Are you like me? When you decide to do a thing, you want to act immediately. You strive for constant progress toward your goal, then you run into obstacles… things that are out of your control… like other people who have other plans… but you need them to reach your goal. Then you try to force progress by pushing and prodding and pulling, which only seems to cause others to push back harder. The harder you push, the slower the progress and the higher your frustration. Sometimes you want to quit. Other times you blame others and start to think they are incompetent or lazy. Maybe you eventually give up. You believe you did everything right. If only the other people had “stepped up” everything would have worked. You believe you are a victim of bad breaks, laziness, and difficult people.

The above is called self-will run riot and it is a sure recipe for failure.

But you’ve had the opposite experience too, haven’t you? You’ve had moments in business, or golf, or parenting, or marriage, when everything is perfect, the zen moment. It’s almost like the universe is running everything perfectly and you are just observing it in all its perfection. In these moments, you are experiencing something very close to the truth about reality.

What I’m describing here are two polar extremes. Most of us live somewhere in between.

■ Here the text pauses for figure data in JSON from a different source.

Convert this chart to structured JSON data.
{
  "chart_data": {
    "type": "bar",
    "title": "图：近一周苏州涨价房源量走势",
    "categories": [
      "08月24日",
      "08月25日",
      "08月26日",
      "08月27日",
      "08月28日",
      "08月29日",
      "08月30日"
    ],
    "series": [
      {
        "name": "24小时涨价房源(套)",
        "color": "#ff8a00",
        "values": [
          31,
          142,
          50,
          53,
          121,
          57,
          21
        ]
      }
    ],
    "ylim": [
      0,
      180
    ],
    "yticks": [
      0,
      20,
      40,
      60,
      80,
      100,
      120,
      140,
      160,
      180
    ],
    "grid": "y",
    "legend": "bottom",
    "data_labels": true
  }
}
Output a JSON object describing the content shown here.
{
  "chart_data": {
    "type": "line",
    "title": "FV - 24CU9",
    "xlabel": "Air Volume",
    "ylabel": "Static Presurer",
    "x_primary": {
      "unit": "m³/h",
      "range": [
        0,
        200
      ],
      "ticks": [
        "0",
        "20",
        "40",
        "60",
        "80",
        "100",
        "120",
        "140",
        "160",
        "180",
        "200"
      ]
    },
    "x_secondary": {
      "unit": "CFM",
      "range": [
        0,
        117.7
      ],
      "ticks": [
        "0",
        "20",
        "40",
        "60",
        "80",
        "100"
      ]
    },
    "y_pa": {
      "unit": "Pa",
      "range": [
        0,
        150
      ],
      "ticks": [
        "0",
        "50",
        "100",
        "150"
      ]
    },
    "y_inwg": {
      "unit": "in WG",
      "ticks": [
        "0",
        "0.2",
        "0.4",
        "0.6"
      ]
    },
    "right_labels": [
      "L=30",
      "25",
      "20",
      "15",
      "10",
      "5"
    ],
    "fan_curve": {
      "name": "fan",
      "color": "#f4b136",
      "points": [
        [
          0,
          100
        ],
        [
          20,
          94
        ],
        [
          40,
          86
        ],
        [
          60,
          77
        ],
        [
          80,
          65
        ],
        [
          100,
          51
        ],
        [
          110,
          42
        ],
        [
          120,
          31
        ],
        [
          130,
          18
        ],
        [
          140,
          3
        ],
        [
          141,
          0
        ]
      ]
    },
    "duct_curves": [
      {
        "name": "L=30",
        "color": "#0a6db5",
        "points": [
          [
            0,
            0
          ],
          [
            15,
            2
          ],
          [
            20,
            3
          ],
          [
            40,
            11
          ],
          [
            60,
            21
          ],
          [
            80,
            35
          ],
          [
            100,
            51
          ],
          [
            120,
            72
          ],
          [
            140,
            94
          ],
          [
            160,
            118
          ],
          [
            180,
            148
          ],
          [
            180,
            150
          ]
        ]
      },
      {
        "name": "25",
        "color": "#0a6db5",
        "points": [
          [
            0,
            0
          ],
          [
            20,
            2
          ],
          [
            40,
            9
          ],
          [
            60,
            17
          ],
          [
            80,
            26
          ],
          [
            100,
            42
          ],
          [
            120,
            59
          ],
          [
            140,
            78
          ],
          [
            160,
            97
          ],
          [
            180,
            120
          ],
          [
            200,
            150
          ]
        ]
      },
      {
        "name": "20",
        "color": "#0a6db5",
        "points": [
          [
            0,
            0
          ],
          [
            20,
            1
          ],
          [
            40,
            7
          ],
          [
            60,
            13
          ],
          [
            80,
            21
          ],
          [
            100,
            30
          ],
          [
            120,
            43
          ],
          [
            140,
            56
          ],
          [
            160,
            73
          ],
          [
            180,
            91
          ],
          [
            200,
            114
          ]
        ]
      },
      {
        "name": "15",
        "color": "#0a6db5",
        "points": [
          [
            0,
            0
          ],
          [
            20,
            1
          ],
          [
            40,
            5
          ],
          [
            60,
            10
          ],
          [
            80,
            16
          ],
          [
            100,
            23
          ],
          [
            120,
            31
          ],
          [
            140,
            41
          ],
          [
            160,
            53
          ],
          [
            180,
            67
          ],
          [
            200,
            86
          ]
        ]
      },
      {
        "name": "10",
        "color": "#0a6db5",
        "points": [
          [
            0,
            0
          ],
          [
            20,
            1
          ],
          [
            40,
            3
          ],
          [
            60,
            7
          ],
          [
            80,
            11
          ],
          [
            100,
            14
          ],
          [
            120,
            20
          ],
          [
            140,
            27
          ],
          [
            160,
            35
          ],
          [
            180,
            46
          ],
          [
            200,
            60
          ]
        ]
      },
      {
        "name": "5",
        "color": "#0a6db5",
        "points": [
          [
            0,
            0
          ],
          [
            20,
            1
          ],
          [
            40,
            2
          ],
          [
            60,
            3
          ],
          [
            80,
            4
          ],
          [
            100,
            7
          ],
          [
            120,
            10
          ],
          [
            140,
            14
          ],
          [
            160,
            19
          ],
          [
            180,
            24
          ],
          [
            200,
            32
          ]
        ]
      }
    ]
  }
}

On one side we have the misguided idea that we can CREATE BY FORCE, but clearly we can see in our own lives, that attempting to create our future by force results in the exact opposite, destruction and failure.

Why do we believe this nonsense about force?
Answer: We live in a culture where we are taught from our earliest days that problems are solved by the application of force. Popular culture action heroes and athletes delude us into thinking we can create a better world via physical strength, will power, and force.

But it is a lie. Force is only justified when someone else has initiated force against us, and even then it isn’t creative. It can only attempt to end the destruction so the natural state of creation can begin anew.

In truth, creation is a process you set in motion, but you can’t control. It’s like a magnificent story that unfolds before your eyes. You focus your thoughts and your actions on your goal and you seek acceptance voluntarily. Creation is the act of allowing. Acceptance and allowing require love and patience. They require humbling yourself to the immense creative power of the universe. It requires “getting over yourself” while simultaneously knowing “the only thing you control is yourself.” All the rest of creation happens on it’s own.